顔は整ってるし、仕事は出来るし、身長もあるし、声もかっこいい
憎たらし…
モテることを別に自慢してるわけじゃないけど、羨ましいなぁ…
「茜じゃん!」
会社で馴れ馴れしく名前で呼ぶな!
「川口さん!会社では名字で呼んでください!」
今までデートの誘いを受けてたかっこいい男があたしの目の前を立っている。
「堅いこと言うなよ。俺とお前の仲じゃん」
どんな仲だよ!
「ただの高校の時の同級生で、ただの会社の同期なだけじゃんか!」
“ただの”を強調して言ってもこいつは気にしないで
「昔は響くんって言ってくれてたのに。

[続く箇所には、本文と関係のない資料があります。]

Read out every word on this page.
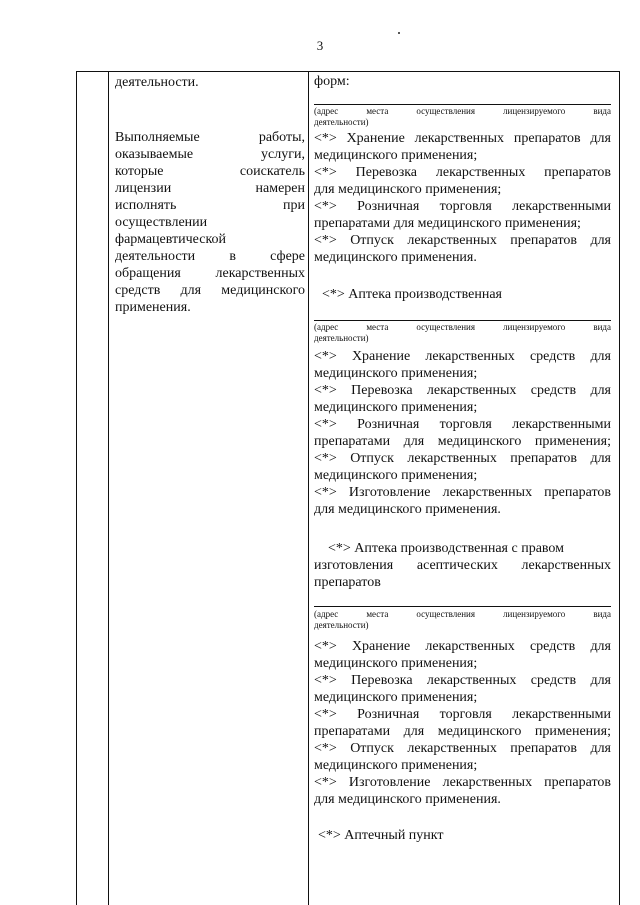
3
деятельности.
Выполняемые работы,
оказываемые услуги,
которые соискатель
лицензии намерен
исполнять при
осуществлении
фармацевтической
деятельности в сфере
обращения лекарственных
средств для медицинского
применения.
форм:
(адрес места осуществления лицензируемого вида
деятельности)
<*> Хранение лекарственных препаратов для
медицинского применения;
<*> Перевозка лекарственных препаратов
для медицинского применения;
<*> Розничная торговля лекарственными
препаратами для медицинского применения;
<*> Отпуск лекарственных препаратов для
медицинского применения.
<*> Аптека производственная
(адрес места осуществления лицензируемого вида
деятельности)
<*> Хранение лекарственных средств для
медицинского применения;
<*> Перевозка лекарственных средств для
медицинского применения;
<*> Розничная торговля лекарственными
препаратами для медицинского применения;
<*> Отпуск лекарственных препаратов для
медицинского применения;
<*> Изготовление лекарственных препаратов
для медицинского применения.
<*> Аптека производственная с правом
изготовления асептических лекарственных
препаратов
(адрес места осуществления лицензируемого вида
деятельности)
<*> Хранение лекарственных средств для
медицинского применения;
<*> Перевозка лекарственных средств для
медицинского применения;
<*> Розничная торговля лекарственными
препаратами для медицинского применения;
<*> Отпуск лекарственных препаратов для
медицинского применения;
<*> Изготовление лекарственных препаратов
для медицинского применения.
<*> Аптечный пункт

あの時の茜は可愛かったなぁ」
恥ずかしいことここで言うな!!
「おっ、茜ちゃん、顔赤いよ?もしかして、まだ治ってないの?可愛いって言われると照れる癖」
そう言ってあたしをからかい始めた。
「うるさい!早く仕事に戻りなさいよ!」
「だったらお前こそ、ここで何してんだよ?ちなみに俺は今さっきまで会議だった」
手に持ってる資料を見せつけられる。
「あたしは…」
トイレなんて恥ずかしくて言えん!
「どうせトイレだろ?お前そっちから来し」
どうしてこいつは!知ってるなら聞くなよ!
「うるさい!ボケぇ!!」
奴にそう叫んで早足で自分のオフィスまで戻った。
今さっきの男は川口響
言った通り完璧な男…そしてあたしの高校の同級生で今は同期
大学は別だけど、この会社に入って偶然にも再会した
高校生の時と同じであたしをからかってくるし、憎たらしい!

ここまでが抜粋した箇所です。